The weekend began Saturday with left-hander Ryan Auten, from Delaware Valley High, pitching a complete game, four-inning 15-0 shutout of Sports Zone of Syracuse, N.Y.
Joaquin Rivera, a lefty from Bergen Catholic, threw a five-inning gem against PA Rebels Maroon in a 9-0 victory in a Saturday nightcap.
On Sunday, Sean Loggie, a southpaw from Christian Brothers, authored a four-inning, 10-0 blanking of Outlaws Baseball.
In the semifinals, righties Cayden Vishnesky and Alex Famolari combined on a five-inning no-hitter as the Diamond Jacks advanced with an 8-0 verdict over Out Of The Park Cyclones Futures. Vishnesky attends Pen Argyl Area High in Pennsylvania and Famolari is an early Duke commit from North Hunterdon.
Ake handed the ball to 6-5 righty Konnor Ware (of Central Bucks East) for the championship game, and he pitched two innings before giving way to Komline for the final two frames.
“This shows we’re a really special squad,” Komline said. “We all get after it, we all want to be the best we can be, we all love this sport and we all take it seriously. This is a reflection of how hard we’ve been working as a team to get better.”
“This group is starting to come together really well,” Ake said. “The pitchers are competing with each other, finding ways to make baseball – which can be a monotonous game – fun for themselves, and they’re all coming into their own at a good time.”

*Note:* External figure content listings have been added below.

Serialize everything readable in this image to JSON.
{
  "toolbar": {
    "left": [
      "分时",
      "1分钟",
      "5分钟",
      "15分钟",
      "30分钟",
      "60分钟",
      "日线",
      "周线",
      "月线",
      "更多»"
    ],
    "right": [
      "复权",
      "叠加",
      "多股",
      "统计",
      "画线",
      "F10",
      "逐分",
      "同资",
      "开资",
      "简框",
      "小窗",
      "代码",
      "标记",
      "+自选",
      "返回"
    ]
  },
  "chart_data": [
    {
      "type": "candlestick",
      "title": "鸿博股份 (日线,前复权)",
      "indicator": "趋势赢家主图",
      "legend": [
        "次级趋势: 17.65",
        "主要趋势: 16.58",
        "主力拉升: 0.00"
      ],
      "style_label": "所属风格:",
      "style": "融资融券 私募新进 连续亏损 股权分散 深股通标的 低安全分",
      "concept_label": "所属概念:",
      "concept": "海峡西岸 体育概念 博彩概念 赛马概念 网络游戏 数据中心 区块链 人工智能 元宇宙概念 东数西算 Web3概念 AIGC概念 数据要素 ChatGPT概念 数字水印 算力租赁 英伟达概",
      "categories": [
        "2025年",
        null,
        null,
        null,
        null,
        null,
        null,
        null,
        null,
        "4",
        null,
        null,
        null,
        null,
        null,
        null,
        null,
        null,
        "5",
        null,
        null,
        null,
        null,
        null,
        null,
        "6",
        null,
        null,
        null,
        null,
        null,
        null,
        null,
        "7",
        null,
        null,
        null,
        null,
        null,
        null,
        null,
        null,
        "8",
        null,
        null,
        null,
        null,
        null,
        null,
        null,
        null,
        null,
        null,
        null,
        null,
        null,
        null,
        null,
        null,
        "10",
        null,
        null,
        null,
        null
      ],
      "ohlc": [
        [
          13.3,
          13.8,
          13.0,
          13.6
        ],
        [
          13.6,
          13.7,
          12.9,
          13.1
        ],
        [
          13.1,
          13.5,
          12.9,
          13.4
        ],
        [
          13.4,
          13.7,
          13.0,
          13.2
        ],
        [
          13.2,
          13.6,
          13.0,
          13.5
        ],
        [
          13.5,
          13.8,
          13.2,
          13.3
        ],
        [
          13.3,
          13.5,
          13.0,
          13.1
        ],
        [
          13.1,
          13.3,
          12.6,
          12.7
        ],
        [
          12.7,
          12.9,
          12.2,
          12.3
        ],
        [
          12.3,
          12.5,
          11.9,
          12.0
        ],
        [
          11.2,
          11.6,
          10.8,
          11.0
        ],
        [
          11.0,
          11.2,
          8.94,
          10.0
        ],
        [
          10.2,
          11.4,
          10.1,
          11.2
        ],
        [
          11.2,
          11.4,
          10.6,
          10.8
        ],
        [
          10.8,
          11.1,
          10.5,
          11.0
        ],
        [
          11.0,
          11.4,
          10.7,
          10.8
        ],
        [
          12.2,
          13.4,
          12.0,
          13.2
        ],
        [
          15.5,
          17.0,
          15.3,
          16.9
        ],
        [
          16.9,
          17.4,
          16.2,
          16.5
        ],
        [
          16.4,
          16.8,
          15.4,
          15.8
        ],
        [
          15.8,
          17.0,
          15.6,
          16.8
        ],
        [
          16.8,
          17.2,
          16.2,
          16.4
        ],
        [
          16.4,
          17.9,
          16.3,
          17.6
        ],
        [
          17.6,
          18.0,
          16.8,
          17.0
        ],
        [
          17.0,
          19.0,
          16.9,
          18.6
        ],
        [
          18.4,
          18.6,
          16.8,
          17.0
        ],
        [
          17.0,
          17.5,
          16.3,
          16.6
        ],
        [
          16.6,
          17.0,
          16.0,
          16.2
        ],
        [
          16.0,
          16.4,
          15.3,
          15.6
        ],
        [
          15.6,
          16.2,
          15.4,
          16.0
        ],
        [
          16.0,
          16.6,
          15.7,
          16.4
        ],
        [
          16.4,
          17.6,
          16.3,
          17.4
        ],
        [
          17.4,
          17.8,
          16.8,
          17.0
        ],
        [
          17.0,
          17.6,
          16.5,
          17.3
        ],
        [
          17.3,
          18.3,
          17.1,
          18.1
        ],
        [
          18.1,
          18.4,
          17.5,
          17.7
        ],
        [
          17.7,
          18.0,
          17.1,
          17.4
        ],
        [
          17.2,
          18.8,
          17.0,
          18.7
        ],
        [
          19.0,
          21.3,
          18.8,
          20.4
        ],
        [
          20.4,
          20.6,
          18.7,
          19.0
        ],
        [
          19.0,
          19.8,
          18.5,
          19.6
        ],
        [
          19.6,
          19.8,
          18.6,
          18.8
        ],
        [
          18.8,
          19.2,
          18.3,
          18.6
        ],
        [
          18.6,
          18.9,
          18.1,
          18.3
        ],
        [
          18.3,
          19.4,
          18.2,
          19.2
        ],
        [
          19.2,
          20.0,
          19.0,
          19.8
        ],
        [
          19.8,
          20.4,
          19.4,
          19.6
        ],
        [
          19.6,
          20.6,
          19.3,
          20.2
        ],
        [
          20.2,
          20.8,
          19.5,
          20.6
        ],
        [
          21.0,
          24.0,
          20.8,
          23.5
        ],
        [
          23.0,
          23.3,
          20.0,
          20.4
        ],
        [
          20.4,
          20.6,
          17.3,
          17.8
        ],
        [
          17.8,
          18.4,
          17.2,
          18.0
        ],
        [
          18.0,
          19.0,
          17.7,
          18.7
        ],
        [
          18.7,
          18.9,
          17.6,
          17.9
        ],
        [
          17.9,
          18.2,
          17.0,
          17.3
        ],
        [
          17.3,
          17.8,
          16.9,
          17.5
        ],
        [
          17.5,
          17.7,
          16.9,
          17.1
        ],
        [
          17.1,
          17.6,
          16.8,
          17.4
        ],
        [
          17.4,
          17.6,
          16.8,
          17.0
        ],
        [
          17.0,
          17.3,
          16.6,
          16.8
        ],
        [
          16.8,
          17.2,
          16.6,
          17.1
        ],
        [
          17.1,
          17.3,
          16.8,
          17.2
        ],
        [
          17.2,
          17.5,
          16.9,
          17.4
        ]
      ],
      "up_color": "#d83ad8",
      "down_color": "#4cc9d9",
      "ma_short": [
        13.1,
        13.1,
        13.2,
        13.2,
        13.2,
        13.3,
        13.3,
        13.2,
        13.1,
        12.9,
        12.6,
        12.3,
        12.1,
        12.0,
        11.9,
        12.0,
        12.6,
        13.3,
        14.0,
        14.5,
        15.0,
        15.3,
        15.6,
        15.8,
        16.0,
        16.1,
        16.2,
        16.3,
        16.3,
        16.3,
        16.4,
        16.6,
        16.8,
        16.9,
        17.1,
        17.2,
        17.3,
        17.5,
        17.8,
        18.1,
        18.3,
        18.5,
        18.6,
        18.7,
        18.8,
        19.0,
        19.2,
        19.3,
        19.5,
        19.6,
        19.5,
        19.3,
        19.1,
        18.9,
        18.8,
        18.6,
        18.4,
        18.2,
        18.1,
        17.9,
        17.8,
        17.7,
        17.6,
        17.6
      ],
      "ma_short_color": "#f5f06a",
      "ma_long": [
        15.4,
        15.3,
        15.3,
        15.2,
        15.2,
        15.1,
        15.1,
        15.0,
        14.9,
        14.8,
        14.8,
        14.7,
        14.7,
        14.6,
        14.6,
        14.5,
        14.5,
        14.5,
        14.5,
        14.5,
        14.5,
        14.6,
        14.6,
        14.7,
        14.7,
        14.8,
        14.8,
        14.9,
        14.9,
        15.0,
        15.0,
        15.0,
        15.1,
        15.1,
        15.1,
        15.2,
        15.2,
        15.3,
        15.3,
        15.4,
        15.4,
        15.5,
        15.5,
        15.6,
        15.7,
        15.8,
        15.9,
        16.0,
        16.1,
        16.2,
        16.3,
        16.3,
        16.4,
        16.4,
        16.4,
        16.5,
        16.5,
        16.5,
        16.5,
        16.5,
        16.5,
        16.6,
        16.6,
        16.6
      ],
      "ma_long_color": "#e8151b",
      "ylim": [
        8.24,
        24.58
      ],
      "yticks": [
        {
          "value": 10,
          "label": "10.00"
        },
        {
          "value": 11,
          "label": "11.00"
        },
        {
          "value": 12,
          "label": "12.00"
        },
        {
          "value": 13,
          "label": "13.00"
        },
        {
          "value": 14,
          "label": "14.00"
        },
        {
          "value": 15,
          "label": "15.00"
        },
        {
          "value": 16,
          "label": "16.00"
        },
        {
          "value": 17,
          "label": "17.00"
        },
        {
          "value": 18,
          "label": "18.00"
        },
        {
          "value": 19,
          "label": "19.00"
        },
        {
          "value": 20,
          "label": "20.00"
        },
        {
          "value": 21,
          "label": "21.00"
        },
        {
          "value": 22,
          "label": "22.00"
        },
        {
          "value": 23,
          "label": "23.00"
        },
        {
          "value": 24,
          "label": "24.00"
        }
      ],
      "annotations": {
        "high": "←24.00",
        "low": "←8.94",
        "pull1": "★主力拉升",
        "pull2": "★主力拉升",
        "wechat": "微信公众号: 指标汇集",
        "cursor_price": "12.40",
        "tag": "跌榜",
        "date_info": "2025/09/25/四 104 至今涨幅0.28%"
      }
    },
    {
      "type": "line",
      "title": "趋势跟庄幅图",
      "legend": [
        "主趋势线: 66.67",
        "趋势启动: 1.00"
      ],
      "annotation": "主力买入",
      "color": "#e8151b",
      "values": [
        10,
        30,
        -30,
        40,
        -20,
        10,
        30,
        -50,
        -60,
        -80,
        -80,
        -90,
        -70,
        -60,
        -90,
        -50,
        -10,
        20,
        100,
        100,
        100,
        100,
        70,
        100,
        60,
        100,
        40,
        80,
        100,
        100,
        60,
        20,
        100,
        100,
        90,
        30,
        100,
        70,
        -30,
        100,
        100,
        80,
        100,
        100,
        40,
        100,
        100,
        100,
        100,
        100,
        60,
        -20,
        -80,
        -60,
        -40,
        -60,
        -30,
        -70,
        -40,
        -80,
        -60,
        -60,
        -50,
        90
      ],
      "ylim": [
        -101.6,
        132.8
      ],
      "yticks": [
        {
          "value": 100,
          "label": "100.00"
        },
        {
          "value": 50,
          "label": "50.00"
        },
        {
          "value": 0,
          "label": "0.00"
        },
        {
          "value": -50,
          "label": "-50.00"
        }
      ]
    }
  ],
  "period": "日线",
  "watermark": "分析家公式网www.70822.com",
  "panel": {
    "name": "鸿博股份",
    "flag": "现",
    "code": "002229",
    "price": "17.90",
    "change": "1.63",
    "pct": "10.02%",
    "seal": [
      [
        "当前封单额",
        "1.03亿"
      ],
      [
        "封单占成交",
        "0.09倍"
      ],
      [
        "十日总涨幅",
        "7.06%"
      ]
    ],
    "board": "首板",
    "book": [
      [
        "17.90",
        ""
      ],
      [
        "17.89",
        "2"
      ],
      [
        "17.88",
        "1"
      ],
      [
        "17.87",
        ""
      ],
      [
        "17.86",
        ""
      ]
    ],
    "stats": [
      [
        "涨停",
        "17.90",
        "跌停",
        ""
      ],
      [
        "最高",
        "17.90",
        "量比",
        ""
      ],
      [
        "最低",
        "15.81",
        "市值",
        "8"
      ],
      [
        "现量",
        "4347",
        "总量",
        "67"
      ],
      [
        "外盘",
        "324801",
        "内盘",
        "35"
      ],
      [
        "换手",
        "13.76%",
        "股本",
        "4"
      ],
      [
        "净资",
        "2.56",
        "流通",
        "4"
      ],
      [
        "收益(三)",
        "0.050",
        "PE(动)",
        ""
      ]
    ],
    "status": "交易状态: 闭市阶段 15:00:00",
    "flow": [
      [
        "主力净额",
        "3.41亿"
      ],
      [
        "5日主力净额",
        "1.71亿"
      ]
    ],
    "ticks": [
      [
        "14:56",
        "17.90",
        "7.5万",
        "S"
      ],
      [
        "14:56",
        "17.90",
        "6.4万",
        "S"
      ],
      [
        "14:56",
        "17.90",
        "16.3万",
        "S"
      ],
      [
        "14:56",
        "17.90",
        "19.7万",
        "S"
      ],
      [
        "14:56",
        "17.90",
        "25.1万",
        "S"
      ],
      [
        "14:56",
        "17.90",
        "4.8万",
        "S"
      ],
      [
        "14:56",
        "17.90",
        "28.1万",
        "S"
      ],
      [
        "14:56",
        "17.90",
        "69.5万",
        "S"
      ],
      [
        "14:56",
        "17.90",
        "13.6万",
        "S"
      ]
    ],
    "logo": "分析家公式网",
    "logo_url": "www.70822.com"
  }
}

In the championship game, Dan Contiliano (Hunterdon Central) got the Diamond Jacks out front early with a three-run triple in the bottom of the first inning.
In the second, Colin Newcomb (Ridge) scored on an outfield error for a 4-0 lead.
In the third, Immaculata’s Owen Schilling blasted a two-run home run to left field which, upon the ping of the bat, prompted a chorus of “oohs” from the dugout and fans. Basile lofted a sacrifice fly for a 7-0 Diamond Jacks lead.
Komline and Famolari combined for a web gem in the top of the fourth. The Grizzlies’ Grant Lorentzen drilled a one-out grounder back to the mound where Komline turned and inadvertently kicked it backward toward third where Famolari would field it and fire to first for the out.
In the bottom of the fourth, Schilling struck again with a two-run grounds rule double, and he scored two batters later on Basile’s tournament-ending base hit to center.
Ake was asked after the final out if this Diamond Jacks team was a good team playing great, or a great team destined for even bigger things.
“It’s a great team, no question, especially when the offense comes alive like that,” Ake said. “Defense and pitching has always been there. The offense is learning who they are as a team, and they’re really starting to swing it well, and when they do they’re one of the best I’ve been around in a while.”